I spent a significant portion of my sabbatical reading books on the Reformation. It became eminently clear that the Reformation was absolutely necessary. If our message is to be more than a 16th century history lesson or a rehashing of old feudal animosities, we had better stop worrying about the speck in our neighbor’s eye and focus on the log in our own eye.
From this standpoint, a true Reformation sermon should focus on the free grace given to us in the life, death, and resurrection of Jesus. We are loved with an everlasting love. God calls even us unrighteous folks to the party. The gospel frees us to love and serve our neighbor. The gospel frees us from all our futile attempts to justify ourselves.

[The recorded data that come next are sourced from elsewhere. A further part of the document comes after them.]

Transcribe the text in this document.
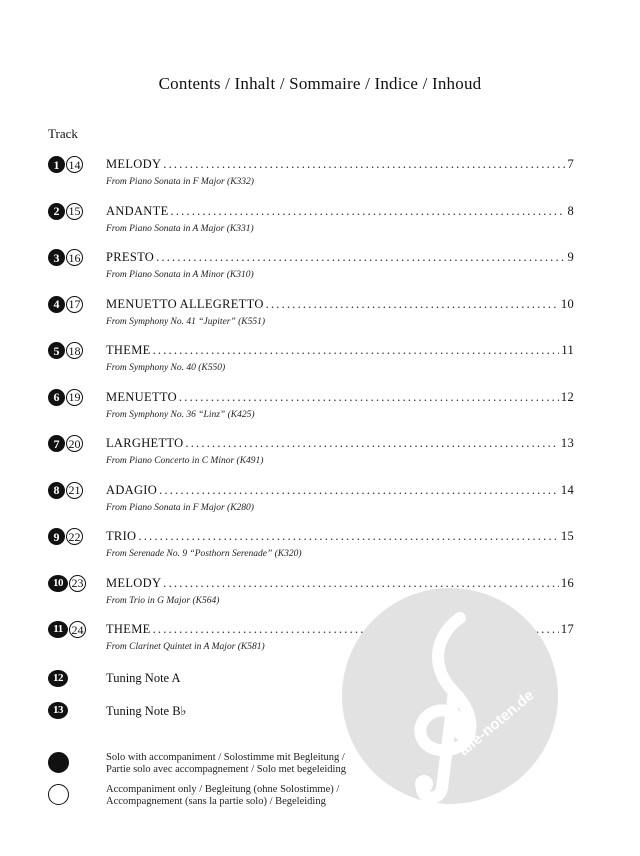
Contents / Inhalt / Sommaire / Indice / Inhoud
Track
1 14 MELODY .....	7
From Piano Sonata in F Major (K332)
2 15 ANDANTE .....	8
From Piano Sonata in A Major (K331)
3 16 PRESTO .....	9
From Piano Sonata in A Minor (K310)
4 17 MENUETTO ALLEGRETTO .....	10
From Symphony No. 41 “Jupiter” (K551)
5 18 THEME .....	11
From Symphony No. 40 (K550)
6 19 MENUETTO .....	12
From Symphony No. 36 “Linz” (K425)
7 20 LARGHETTO .....	13
From Piano Concerto in C Minor (K491)
8 21 ADAGIO .....	14
From Piano Sonata in F Major (K280)
9 22 TRIO .....	15
From Serenade No. 9 “Posthorn Serenade” (K320)
10 23 MELODY .....	16
From Trio in G Major (K564)
11 24 THEME .....	17
From Clarinet Quintet in A Major (K581)
12	Tuning Note A
13	Tuning Note B♭
Solo with accompaniment / Solostimme mit Begleitung /
Partie solo avec accompagnement / Solo met begeleiding
Accompaniment only / Begleitung (ohne Solostimme) /
Accompagnement (sans la partie solo) / Begeleiding
alle-noten.de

If you’re in the mood for a fiery sermon on reform of church institutions, start with your own: first your congregation, next your synod/diocese/district/conference, then your denomination. But even then, it’s important to ask, is this a position paper or a sermon? Did Jesus need to die for this message to be proclaimed? Does the congregation really need or want to hear about institutional restructuring, or do they need the bread of life to get through another week?
To this end, the gospel text for Pentecost 20A is the Great Commandment: Love God and love neighbor. Jesus says the whole Law and Prophets rest on these two. Paul says this is the fulfillment of the law. The grace of God in Christ frees us to love God and neighbor, not to dogged adherence to an imperfect Law.
The gospel text for Reformation Day is about freedom: “If the Son makes you free you are free indeed.” It is also the freedom of truth: “You will know the truth and the truth will set you free.”
Reformation Sunday is a time to proclaim the truth of the gospel that we are a broken and imperfect people, and that God, nevertheless, loves us and invites all of us to be a part of the kingdom of God in this world and the next.